There’s an old joke about how Australia got all of England’s criminals and America got all of England’s religious fanatics and between the two countries we got the worse of it. I was thinking about that while reading last week’s issue of The Local’s weekly round-up when it appeared in my mailbox. The Local is an English language German news site, and the writer of the weekly highlights had this to say about the German family who last week got asylum here in the United States, because Germany wouldn’t let them home school their kids…

Making a mockery out of US asylum policy, a judge in the state of Tennessee ruled the devout evangelical Christians faced persecution in Germany because they disagreed with the country’s compulsory school attendance.

Now even if you’re a big advocate for homeschooling, it’s downright silly to claim this family was somehow oppressed because none of Germany’s public, private and religious schools fit their narrow world view.

But the judge bought their argument formal education in “godless” Germany was somehow against Christian values. I guess somebody had better tell that to the headmasters of Germany’s countless Catholic and Protestant schools.
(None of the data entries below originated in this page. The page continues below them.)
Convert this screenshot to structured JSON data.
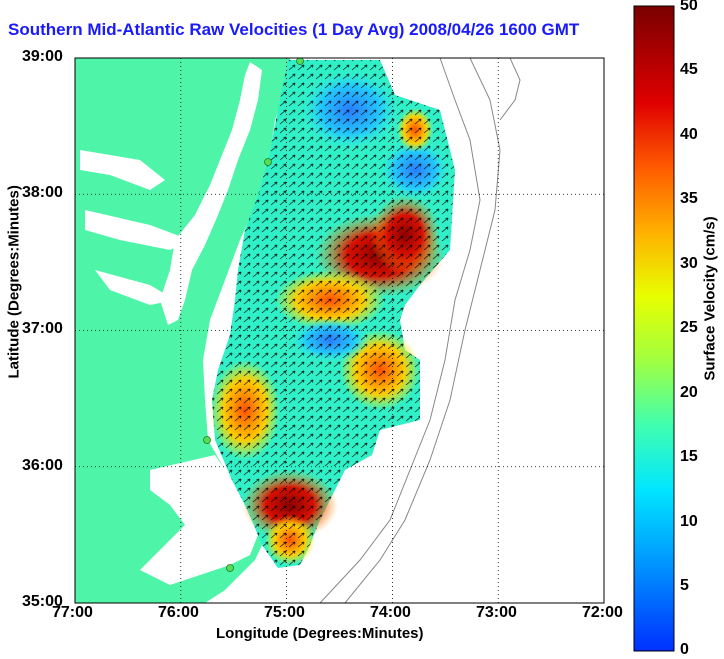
{
  "title": "Southern Mid-Atlantic Raw Velocities (1 Day Avg) 2008/04/26 1600 GMT",
  "axes": {
    "x_label": "Longitude (Degrees:Minutes)",
    "y_label": "Latitude (Degrees:Minutes)",
    "x_ticks": [
      "77:00",
      "76:00",
      "75:00",
      "74:00",
      "73:00",
      "72:00"
    ],
    "y_ticks": [
      "39:00",
      "38:00",
      "37:00",
      "36:00",
      "35:00"
    ]
  },
  "colorbar": {
    "label": "Surface Velocity (cm/s)",
    "ticks": [
      "50",
      "45",
      "40",
      "35",
      "30",
      "25",
      "20",
      "15",
      "10",
      "5",
      "0"
    ],
    "range": [
      0,
      50
    ]
  },
  "colors": {
    "land": "#4ef5a8",
    "water": "#ffffff",
    "title": "#1a1aff",
    "station": "#55dd55"
  }
}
Or perhaps this particularly provincial judge needs to be told that there’s little in the way of America’s admirable separation of church and state in Germany.

Not only is there compulsory tithing if you’re a member of a Christian church here, but there is also a constitutional right to faith-specific religion classes in German public schools. It’s a situation evangelicals in America could only dream of!

[Emphasis mine] And yet, this family sought asylum here in the U.S. Something that Americans don’t seem to really grok about Europe is that separation of church and state is a uniquely American thing. Even in civilized, industrial Europe, the concept is strange. But it’s possible to make a closer relationship between church and state work over there, I am convinced, because Europe doesn’t have the nutty Darbyist pre-millennial dispensation form of Christianity that’s taken hold in much of the United States. England has its own official state church, yet the image of Charles Darwin graces the ten pound note. Try to imagine Darwin’s face gracing any form of U.S. currency, I dare you.

And that was what crossed my mind when I first read this story about that German family. It wasn’t the promise of religious freedom that brought them to America. They had to leave their homeland, and their kids had to loose their nation, their culture, their birthright, not because Germany was intolerant of Christianity, but because their parents wanted to lock their growing minds into a fundamentalist padded cell and that was the only way. If the German government is guilty of anything it’s knowing full well how vital it is that the young are given a decent education. But that would have meant teaching this family’s kids a few facts they’d rather their little snowflakes weren’t ever bothered with. It wasn’t Germany that was persecuting them, it was reality.

Yes, actually, the universe is more then six-thousand years old. Yes, actually, the earth isn’t at the center of the universe. Yes, actually, we humans evolved from simpler life forms, over hundreds of millions of years. Yes, actually, giving a decent education to our young isn’t just a good thing, it’s vital to our national security. Yes, yes…freedom of religion is a democratic touchstone, a litmus test for the vitality of a nation. But it’s one thing for the United States to be a sanctuary for religious freedom…and I pray it always remains so despite the best efforts of our religious right to turn it into a fundamentalist theocracy…and another for it to become a refuge from reality.